Fine. I don’t care. Let’s just sit here… I’ve got plenty to do; CDs, radio, reading materials. I’ll just put my seat back and relax, you tell me when you’re ready to get going again, ‘kay?

These are the kinds of things you should make traffic believe you are thinking. It only wants you to be unhappy, that’s all, if it can’t have that, it will leave you alone.

So, now about five minutes from my house, the highway started hardening up again; I could see brightened brake lights a half mile away, and though I had little more than that to go until my exit, I knew even that short distance could become eternal. Now on my own stomping grounds and confident of my ability to navigate the back-streets and their boys, I hopped off at the first ramp. University Avenue, that anti-interstate, would get me home faster than any unbroken stretch of constipated highway could.

But then University was jammed, too. But this time, not with commuters. About three blocks up there was a small constellation of police cars and fire-trucks, all grouped together on the overpass. They blocked off traffic coming from the other direction, and things on my side were beginning to get bad, too (fortunately I was turning off right away). But as I was turning, I slowed and tried to see what all the activity was about; there were no overturned cars, no fires, no traffic stops.

There, on the other side of the overpass railing, holding on with his arms spread behind him, was a man who appeared ready to commit suicide. He was chubby, with an un-tucked black shirt and some kind of bag or backpack hanging down in front of him.

It was about 5:45 on a Tuesday in September, and while I was on my way home to have dinner with my girlfriend, this person was staring down at 50 feet of air and three inches of concrete.

“I drive by that overpass every day,” I thought. “He is committing suicide on a place that has no importance to me.”

I couldn’t bear the thought that this person’s self-imposed death (if it came) would not matter to me. I thought of all the people that kill themselves every day. They jump from bridges. They overdose. They do things.

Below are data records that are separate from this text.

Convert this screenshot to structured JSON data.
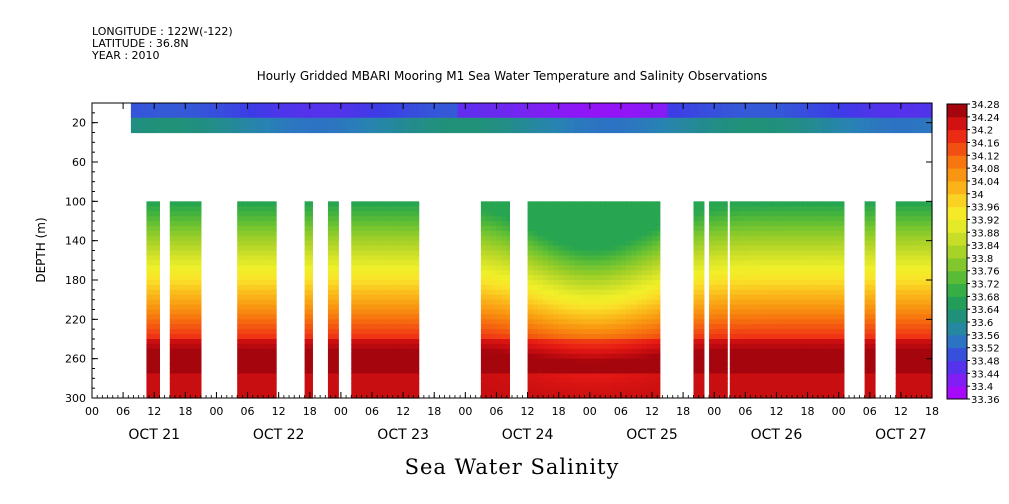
{
  "header": {
    "longitude": "LONGITUDE : 122W(-122)",
    "latitude": "LATITUDE : 36.8N",
    "year": "YEAR : 2010"
  },
  "chart_data": {
    "type": "heatmap",
    "title": "Hourly Gridded MBARI Mooring M1 Sea Water Temperature and Salinity Observations",
    "subtitle": "Sea Water Salinity",
    "ylabel": "DEPTH (m)",
    "xlabel": "",
    "x_unit": "hours since Oct 21 2010 00:00",
    "xlim": [
      0,
      162
    ],
    "ylim": [
      300,
      0
    ],
    "y_ticks": [
      20,
      60,
      100,
      140,
      180,
      220,
      260,
      300
    ],
    "x_tick_labels": [
      "00",
      "06",
      "12",
      "18",
      "00",
      "06",
      "12",
      "18",
      "00",
      "06",
      "12",
      "18",
      "00",
      "06",
      "12",
      "18",
      "00",
      "06",
      "12",
      "18",
      "00",
      "06",
      "12",
      "18",
      "00",
      "06",
      "12",
      "18"
    ],
    "day_labels": [
      "OCT 21",
      "OCT 22",
      "OCT 23",
      "OCT 24",
      "OCT 25",
      "OCT 26",
      "OCT 27"
    ],
    "colorbar": {
      "levels": [
        33.36,
        33.4,
        33.44,
        33.48,
        33.52,
        33.56,
        33.6,
        33.64,
        33.68,
        33.72,
        33.76,
        33.8,
        33.84,
        33.88,
        33.92,
        33.96,
        34,
        34.04,
        34.08,
        34.12,
        34.16,
        34.2,
        34.24,
        34.28
      ],
      "labels": [
        "34.28",
        "34.24",
        "34.2",
        "34.16",
        "34.12",
        "34.08",
        "34.04",
        "34",
        "33.96",
        "33.92",
        "33.88",
        "33.84",
        "33.8",
        "33.76",
        "33.72",
        "33.68",
        "33.64",
        "33.6",
        "33.56",
        "33.52",
        "33.48",
        "33.44",
        "33.4",
        "33.36"
      ]
    },
    "surface_layer": {
      "depth_range": [
        0,
        30
      ],
      "salinity_range": [
        33.4,
        33.64
      ],
      "missing_hours": [
        [
          0,
          7
        ]
      ]
    },
    "deep_layer": {
      "depth_range": [
        100,
        300
      ],
      "salinity_range": [
        33.68,
        34.26
      ],
      "data_hour_ranges": [
        [
          10.5,
          13
        ],
        [
          15,
          21
        ],
        [
          28,
          35.5
        ],
        [
          41,
          42.5
        ],
        [
          45.5,
          47.5
        ],
        [
          50,
          63
        ],
        [
          75,
          80.5
        ],
        [
          84,
          96
        ],
        [
          96,
          109.5
        ],
        [
          116,
          118
        ],
        [
          119,
          122.5
        ],
        [
          123,
          130
        ],
        [
          130,
          145
        ],
        [
          149,
          151
        ],
        [
          155,
          162
        ]
      ]
    },
    "grid": false,
    "legend_position": "right"
  }
}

Do those deaths matter to me?

What if every one of them did it on the University Avenue overpass I drive by every day? What if every time I avoided highway traffic by taking that shortcut there was another jumper right there, in the same spot?

There was a police officer standing behind him, about ten feet away, talking to him. The officer had his hands clasped firmly behind his back; I’m not going to touch you, I imagined him saying. I just want to talk.

It was just a second, I couldn’t see much. I had to turn; there were cars behind me. There was no more traffic. These were neighborhood streets. My neighborhood. I couldn’t get lost. I was home in two minutes.

Ten minutes later I had changed out of my work clothes and was beginning to make dinner. Soon after that I was outside, checking the vegetable garden. How long since I had driven by the overpass?

And now, as I examined the clusters of little ripening things, was he still perched there, telling the hands-behind-his-back cop not to get any closer? I’m not going to touch you, he says, inching closer, as the paramedics try to close off the highway below, thinking of ways to save this man’s life.